Indeed, the first constraint forces choices = 1, so the second constraint forces choose_zero = 0, and then the third constraint becomes 1 >= 2, which is impossible. The issue is that this group of cells contains only a single cell, so you cannot possibly suppress either 0 or 2+ cells.

A simple way to fix the error in the formulation is to impose the constraint only if the group contains more than one cell, as follows:

`		con two_more_con {i in con_set: sum{j in dec_set} constraints[i, j] > 1.5}: (sum{j in dec_set} choices[j] * constraints[i, j]) + choose_zero[i] * 2 >= 2;`

With this corrected formulation, the MILP solver returns an optimal solution.

• daynebatten February 23, 2016 / 8:02 am

I’m curious as to why the “ridiculously large number” should be causing problems? My understanding is that it is several orders of magnitude smaller than the largest integer number that can be stored in a SAS numeric value, and the constraint shouldn’t have any decimal values involved. Regardless, your proposed alternative is certainly valid.

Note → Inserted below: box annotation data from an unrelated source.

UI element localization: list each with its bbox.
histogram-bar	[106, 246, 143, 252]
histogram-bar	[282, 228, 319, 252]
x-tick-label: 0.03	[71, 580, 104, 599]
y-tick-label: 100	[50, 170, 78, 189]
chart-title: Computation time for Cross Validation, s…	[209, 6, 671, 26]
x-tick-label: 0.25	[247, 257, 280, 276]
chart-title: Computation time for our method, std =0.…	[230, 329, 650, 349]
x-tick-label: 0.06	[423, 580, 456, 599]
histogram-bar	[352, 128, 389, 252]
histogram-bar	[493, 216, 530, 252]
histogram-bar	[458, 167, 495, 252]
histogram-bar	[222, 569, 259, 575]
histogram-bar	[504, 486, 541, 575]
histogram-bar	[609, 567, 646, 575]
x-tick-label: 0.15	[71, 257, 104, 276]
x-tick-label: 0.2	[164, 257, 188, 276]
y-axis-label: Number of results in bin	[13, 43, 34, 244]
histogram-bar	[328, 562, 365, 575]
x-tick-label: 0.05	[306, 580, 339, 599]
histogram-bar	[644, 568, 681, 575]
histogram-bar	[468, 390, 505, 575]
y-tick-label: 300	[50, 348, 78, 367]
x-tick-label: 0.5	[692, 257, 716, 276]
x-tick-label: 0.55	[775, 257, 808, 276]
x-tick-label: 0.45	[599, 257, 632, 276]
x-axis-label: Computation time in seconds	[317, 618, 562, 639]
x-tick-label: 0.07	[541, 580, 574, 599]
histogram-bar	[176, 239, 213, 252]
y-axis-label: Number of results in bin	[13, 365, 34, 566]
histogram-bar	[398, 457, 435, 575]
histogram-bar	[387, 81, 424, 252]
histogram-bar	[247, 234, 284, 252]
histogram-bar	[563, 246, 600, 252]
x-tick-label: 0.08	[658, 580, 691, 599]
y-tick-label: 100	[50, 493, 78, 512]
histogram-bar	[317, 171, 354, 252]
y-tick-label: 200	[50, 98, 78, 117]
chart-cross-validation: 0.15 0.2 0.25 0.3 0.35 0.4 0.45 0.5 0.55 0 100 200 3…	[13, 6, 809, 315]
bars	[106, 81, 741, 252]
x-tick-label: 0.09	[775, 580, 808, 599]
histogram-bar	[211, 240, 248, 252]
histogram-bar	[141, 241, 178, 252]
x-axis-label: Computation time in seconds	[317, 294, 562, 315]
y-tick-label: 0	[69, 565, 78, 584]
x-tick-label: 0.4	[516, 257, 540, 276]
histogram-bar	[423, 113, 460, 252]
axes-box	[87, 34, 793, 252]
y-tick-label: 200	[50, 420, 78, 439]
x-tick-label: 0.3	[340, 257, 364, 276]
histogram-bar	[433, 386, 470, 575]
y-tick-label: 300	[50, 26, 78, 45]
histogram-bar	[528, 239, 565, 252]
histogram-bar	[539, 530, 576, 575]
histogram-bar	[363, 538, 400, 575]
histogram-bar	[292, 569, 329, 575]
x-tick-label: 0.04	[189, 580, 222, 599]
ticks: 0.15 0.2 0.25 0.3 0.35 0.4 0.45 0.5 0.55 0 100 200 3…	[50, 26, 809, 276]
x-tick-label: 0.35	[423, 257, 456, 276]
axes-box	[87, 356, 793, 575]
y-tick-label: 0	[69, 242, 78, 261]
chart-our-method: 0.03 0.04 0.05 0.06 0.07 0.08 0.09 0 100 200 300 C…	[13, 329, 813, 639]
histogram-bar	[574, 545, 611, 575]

More importantly, you’re absolutely right on the 1-cell issue. Thanks for the catch! That’s why I post this stuff online.

In fact, I’m actually encouraged that the 1-cell issue is the only one you’ve found here. The lengthy back story on this post is that I originally tackled this problem while working for the State of NC. At the time, I didn’t have a terribly reliable way of checking my work, other than writing some additional routines to check that all my constraints had been met. Your comment gives me some encouragement that what I did was likely pretty effective, especially since I definitely had to handle the 1-cell problem in the data I was working on (for http://www.nctower.com).

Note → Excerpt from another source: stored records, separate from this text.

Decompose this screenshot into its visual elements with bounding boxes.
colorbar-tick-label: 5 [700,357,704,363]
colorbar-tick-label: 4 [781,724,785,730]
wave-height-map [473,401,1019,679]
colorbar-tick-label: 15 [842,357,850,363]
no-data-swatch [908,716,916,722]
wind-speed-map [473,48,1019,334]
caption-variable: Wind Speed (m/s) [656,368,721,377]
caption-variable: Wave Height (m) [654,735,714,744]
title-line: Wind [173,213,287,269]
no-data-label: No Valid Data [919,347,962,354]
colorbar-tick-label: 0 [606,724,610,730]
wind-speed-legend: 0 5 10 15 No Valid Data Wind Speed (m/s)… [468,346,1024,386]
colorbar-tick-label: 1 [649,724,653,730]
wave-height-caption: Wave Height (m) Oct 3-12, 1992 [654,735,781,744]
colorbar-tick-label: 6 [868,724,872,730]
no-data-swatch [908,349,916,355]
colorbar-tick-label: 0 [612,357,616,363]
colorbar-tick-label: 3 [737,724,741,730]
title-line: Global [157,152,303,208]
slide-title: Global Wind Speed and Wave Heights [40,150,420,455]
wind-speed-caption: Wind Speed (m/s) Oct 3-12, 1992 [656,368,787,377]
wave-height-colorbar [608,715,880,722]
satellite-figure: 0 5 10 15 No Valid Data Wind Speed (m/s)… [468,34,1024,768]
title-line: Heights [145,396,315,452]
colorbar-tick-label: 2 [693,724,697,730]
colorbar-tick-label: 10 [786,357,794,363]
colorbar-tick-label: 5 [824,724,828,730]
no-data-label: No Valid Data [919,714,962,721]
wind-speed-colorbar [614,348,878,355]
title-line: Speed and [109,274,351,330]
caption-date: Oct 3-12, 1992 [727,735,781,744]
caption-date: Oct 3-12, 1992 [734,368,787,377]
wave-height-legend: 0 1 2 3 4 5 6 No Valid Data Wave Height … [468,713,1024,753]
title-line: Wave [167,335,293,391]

So, why the 1-cell bug if I had to handle the 1-cell situation for the project? Unfortunately, the project I was working on was grant-funded so, when I left that position, I couldn’t take my code with me. What you see here was my attempt to re-write it from scratch before all the nuances involved fell out of my memory entirely.

Anyway, all of that to say, I really appreciate you reaching out on both this post and the lumber optimization one. Looks like you’ve been on the SAS/OR team for awhile, so thanks for your contributions. You guys are putting together some pretty fantastic software over there.

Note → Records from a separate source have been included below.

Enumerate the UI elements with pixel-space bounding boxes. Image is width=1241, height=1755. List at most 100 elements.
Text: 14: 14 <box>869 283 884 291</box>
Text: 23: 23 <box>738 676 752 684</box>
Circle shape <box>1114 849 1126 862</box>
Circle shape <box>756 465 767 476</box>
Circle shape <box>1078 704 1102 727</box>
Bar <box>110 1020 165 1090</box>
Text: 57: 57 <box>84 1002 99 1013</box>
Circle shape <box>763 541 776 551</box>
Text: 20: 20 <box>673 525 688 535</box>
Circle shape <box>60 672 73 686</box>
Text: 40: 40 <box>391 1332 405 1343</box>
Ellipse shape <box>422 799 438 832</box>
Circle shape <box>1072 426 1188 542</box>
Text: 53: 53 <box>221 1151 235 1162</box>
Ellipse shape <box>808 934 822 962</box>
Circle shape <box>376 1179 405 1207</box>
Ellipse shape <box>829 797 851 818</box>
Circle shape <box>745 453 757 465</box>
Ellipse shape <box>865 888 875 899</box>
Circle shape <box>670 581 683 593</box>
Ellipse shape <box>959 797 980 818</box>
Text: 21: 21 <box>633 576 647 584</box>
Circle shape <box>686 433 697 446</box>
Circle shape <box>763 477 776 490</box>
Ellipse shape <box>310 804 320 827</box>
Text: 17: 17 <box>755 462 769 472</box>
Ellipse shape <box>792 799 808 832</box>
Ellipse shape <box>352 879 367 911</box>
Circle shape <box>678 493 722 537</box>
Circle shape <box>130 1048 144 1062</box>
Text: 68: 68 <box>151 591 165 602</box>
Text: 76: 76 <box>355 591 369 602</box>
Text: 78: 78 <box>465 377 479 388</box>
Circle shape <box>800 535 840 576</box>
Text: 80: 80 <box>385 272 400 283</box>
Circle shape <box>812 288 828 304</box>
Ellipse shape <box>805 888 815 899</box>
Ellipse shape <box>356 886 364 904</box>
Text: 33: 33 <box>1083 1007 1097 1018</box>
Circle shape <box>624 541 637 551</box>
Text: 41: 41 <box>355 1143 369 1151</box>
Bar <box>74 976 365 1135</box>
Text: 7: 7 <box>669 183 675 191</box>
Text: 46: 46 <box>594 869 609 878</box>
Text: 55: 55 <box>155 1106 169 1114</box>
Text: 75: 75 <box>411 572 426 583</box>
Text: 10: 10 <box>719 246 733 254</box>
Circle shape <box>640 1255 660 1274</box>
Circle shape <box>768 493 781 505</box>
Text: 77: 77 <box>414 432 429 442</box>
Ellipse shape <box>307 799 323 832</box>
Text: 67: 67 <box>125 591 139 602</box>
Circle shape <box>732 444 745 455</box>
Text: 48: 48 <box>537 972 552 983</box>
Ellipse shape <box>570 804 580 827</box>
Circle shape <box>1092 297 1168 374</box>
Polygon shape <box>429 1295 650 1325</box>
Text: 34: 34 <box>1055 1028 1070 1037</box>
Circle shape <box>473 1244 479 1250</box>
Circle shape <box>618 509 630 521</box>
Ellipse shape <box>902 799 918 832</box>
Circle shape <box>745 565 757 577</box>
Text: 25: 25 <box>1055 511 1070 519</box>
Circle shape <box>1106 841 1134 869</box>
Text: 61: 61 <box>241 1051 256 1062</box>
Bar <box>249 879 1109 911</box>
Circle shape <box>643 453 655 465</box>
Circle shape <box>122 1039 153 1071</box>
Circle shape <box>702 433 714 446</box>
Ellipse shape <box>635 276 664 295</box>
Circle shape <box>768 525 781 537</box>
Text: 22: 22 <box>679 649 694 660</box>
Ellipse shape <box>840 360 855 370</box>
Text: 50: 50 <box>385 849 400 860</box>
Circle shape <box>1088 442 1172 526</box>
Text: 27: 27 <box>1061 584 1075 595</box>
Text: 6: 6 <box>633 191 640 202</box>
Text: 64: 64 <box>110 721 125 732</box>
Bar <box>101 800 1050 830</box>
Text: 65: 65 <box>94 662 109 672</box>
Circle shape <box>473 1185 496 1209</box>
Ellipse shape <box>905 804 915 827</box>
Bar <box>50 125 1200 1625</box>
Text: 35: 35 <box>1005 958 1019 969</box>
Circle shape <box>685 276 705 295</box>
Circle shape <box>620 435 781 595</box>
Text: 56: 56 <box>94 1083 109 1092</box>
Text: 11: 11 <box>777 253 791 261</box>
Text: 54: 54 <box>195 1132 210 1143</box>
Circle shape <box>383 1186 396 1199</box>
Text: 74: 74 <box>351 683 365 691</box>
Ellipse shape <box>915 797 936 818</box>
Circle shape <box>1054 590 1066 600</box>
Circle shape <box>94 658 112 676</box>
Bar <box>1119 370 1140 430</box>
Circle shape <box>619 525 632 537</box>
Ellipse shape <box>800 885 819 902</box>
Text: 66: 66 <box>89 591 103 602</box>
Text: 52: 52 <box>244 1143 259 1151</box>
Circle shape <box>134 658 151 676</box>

2. Rob Pratt February 23, 2016 / 10:26 am

As a simple example of what can go wrong with a huge value for big M, suppose you want to model the logical rule that x > 0 implies y = 1, where x is an integer variable in [0,10] and y is a binary variable. You can enforce this rule by using the linear constraint x le M y. If y = 0, the constraint forces x = 0, as desired. If y = 1, we want the resulting constraint x le M to be redundant, so take M to be any value ge 10. Notice that we want the solution (x,y) = (1,0) to be infeasible, but (x,y) = (1,1/M) satisfies the constraint. So making M huge allows a tiny value 1/M for y. The SAS MILP solver (as well as all the commercial MILP solvers) operates in floating point arithmetic, and values “close enough” to integer are considered integer. This tolerance (called INTTOL in the SAS MILP solver) is by default 1e-5:
http://support.sas.com/documentation/cdl/en/ormpug/68156/HTML/default/viewer.htm#ormpug_milpsolver_syntax02.htm#ormpug.milpsolver.milpinttol

For big enough M, the value of 1/M is smaller than the integer tolerance, allowing the solver to “cheat” by returning (x,y) = (1,1/M) as an integer feasible solution. To avoid this undesirable behavior, a best practice is to use the smallest value for M that does the job. In this example, M=10 is the best choice. In the latest production release, the SAS MILP presolver is more aggressive about detecting this situation and reducing the value of M on behalf of the user.

• daynebatten February 23, 2016 / 2:24 pm

Ah, that makes perfect sense… Less of a problem of storing that number in a double and more of a problem of doing a bunch of floating-point math involving that number… Thanks again for all the helpful feedback!